Chapter 20, Problem 43P

(a)

To determine

The expression for the magnetic field inside the solenoid.

Answer to Problem 43P

The expression for the magnetic field inside the solenoid is $\underset{\_}{B={\mu }_{0}nI}$.

Explanation of Solution

Write the equation of magnetic field from Ampere’s law.

  ${\displaystyle \oint \overrightarrow{B}.d\overrightarrow{l}}={\mu }_{0}NI$                                                                                                     (I)

Here, $B$ is the magnetic field, $dl$ is the elementary length, ${\mu }_0$ is the permeability of free space, $N$ is the number of loop and $I$ is the current.

Write the equation of the elementary length.

  ${\displaystyle \oint dl}=l$                                                                                                     .................. (II)

Here, $l$ is the length.

Write the expression for the number of turns per unit length.

  $n=\frac{N}{l}$                                                                                                                 (III)

Here, $n$ is the number of turns per unit length.

Conclusion:

Substitute $l$ for ${\displaystyle \oint dl}$ in equation (I) to find $B$.

  $\begin{array}{c}B\left(l\right)={\mu }_{0}NI\\ B={\mu }_0\left(\frac{N}{l}\right)I\\ ={\mu }_{0}nI\end{array}$

Thus, the expression for the magnetic field inside the solenoid is $\underset{\_}{B={\mu }_{0}nI}$.

(b)

To determine

The expression of magnetic flux through one turn.

Answer to Problem 43P

The expression of magnetic flux through one turn is $\underset{\_}{\varphi =B\pi r^2}$.

Explanation of Solution

Write the equation of the magnetic flux.

  $\varphi =BA$                                                                                                              (IV)

Here, $\varphi$ is the magnetic flux and $A$ area of the loop.

Write the expression for the area of the loop.

  $A=\pi r^2$                                                                                                                (V)

Here, $r$ is the radius.

Conclusion:

Substitute, $\pi r^2$ for $A$ in equation (IV) to find $\varphi$.

  $\begin{array}{c}\varphi =B\left(\pi r^2\right)\\ =B\pi r^2\end{array}$

Thus, the expression of magnetic flux through one turn is $\underset{\_}{\varphi =B\pi r^2}$.

(c)

To determine

The total flux linkage through all turns of the solenoid.

Answer to Problem 43P

The total flux linkage through all turns of the solenoid is $\underset{\_}{N\varphi =NB\pi r^2}$.

Explanation of Solution

Considering the total number of turns of the coil is $N$.

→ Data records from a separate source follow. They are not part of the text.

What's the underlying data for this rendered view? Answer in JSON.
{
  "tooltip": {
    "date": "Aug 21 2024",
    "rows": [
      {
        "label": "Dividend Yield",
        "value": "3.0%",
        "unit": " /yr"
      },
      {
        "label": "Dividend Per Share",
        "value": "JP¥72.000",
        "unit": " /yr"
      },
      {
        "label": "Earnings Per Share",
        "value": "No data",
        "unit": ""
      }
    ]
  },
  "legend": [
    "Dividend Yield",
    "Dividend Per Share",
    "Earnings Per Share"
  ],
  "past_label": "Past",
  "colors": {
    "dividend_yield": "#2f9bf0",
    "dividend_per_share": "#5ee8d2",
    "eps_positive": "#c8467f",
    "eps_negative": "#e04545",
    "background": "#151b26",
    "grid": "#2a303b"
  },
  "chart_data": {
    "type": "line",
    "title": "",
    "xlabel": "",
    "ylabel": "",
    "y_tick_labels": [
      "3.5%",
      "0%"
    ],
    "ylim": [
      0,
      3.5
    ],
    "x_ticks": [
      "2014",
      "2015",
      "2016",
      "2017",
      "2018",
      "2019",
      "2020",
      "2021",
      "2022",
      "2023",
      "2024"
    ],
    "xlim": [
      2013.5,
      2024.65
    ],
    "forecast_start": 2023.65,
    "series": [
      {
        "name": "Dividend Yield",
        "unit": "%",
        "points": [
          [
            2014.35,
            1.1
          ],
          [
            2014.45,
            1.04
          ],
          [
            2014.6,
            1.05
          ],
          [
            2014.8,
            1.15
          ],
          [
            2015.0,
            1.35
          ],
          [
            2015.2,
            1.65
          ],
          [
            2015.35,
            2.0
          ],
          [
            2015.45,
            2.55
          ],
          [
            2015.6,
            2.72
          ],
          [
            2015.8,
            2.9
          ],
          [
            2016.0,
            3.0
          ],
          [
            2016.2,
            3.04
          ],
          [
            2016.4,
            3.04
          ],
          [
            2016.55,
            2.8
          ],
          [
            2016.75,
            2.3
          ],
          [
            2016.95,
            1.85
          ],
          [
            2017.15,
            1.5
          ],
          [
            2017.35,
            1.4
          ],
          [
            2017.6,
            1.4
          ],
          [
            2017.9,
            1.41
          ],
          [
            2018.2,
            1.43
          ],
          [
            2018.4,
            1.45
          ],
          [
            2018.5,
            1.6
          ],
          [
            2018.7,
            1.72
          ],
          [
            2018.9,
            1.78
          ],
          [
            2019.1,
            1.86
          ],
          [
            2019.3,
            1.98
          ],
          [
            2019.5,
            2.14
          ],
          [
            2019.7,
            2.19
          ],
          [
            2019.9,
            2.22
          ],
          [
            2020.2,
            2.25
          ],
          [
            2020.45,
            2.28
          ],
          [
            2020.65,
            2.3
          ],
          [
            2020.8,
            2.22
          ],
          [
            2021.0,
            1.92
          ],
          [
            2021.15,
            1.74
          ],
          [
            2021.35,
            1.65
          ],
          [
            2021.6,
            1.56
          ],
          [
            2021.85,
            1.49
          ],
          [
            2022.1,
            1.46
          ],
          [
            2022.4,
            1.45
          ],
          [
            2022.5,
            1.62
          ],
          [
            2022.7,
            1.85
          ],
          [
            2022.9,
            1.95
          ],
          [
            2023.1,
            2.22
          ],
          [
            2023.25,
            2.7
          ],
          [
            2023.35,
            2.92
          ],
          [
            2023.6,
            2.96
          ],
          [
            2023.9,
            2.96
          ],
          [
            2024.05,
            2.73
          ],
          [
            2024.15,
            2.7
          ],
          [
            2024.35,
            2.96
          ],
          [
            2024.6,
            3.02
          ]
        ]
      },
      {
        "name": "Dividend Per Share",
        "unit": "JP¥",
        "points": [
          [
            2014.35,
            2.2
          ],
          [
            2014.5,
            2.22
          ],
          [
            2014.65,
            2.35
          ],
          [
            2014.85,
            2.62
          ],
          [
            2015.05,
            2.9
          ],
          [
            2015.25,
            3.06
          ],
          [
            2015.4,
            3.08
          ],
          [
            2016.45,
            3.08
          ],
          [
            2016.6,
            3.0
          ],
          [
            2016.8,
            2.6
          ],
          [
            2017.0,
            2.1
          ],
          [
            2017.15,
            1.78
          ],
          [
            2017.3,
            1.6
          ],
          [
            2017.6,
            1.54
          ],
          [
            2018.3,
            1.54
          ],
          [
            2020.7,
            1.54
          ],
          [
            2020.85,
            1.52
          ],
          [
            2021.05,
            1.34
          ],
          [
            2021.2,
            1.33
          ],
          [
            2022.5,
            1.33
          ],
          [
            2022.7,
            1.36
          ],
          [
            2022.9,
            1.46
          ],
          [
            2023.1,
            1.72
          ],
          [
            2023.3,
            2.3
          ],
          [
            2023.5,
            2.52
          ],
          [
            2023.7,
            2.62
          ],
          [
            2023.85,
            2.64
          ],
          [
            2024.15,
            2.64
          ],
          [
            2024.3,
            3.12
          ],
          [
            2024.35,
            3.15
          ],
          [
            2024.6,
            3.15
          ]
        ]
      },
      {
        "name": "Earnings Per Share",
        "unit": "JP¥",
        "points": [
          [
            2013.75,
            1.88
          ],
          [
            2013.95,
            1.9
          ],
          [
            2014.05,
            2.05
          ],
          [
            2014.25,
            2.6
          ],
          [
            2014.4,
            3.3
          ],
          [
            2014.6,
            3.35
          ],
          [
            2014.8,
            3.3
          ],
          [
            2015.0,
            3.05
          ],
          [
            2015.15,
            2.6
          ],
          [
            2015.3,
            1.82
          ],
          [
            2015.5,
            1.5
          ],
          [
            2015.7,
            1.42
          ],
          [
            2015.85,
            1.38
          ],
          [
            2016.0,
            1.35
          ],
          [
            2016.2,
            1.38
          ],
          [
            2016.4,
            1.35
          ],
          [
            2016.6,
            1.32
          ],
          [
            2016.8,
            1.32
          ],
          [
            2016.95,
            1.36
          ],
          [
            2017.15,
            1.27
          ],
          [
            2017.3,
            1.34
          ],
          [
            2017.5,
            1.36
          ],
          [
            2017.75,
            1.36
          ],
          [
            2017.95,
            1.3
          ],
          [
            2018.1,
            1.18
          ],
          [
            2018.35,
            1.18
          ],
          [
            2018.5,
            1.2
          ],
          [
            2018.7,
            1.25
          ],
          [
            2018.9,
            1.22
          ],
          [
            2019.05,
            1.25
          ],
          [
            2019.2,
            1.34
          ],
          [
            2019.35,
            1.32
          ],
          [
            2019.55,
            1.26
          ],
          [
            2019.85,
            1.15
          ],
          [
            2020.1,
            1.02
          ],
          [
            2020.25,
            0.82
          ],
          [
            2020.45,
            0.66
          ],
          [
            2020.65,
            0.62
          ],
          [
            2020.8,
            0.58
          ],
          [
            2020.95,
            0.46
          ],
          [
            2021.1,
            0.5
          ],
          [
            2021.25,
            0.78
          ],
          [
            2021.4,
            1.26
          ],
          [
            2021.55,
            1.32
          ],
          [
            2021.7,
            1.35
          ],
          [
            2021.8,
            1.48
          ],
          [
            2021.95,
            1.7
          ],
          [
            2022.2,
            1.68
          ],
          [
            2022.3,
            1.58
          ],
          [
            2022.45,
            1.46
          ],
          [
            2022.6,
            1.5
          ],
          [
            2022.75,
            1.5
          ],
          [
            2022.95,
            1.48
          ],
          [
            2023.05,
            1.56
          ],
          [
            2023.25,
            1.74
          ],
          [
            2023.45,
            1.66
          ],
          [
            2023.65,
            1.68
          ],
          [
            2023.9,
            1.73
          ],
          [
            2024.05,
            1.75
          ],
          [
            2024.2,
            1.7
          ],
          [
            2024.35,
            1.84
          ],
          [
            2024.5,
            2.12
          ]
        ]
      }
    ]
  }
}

Write the equation for the total flux.

  ${\varphi }_{\text{tot}}=N\varphi$                                                                                                           (VI)

Here, ${\varphi }_{\text{tot}}$ is the total number of flux.

Conclusion:

Substitute, $B\pi r^2$ for $\varphi$ in equation (VI).

  $\begin{array}{c}{\varphi }_{\text{tot}}=N\left(B\pi r^2\right)\\ =NB\pi r^2\end{array}$

Therefore, the total flux linkage through all turns of the solenoid is $\underset{\_}{N\varphi =NB\pi r^2}$.

(d)

To determine

The expression for the self inductance of the solenoid.

Answer to Problem 43P

The expression for the self inductance of the solenoid is $\underset{\_}{L={\mu }_0{n}^2\pi r^{2}l}$.

Explanation of Solution

Write the equation from definition for the self inductance.

  $N\varphi =LI$                                                                                                          (VII)

Here, $L$ is the self-inductance.

Conclusion:

Substitute, $B\pi r^2$ for $\varphi$, ${\mu }_{0}nI$ for $B$ and $nl$ for $N$ in equation (VII).

  $\begin{array}{c}\left(nl\right)\left(B\pi r^2\right)=LI\\ \left(nl\right)\left({\mu }_{0}nI\right)\pi r^2=LI\end{array}$

Rewrite the equation to find $L$.

    $L={\mu }_0{n}^2\pi r^{2}l$

Therefore, the expression for the self inductance of the solenoid is $\underset{\_}{L={\mu }_0{n}^2\pi r^{2}l}$.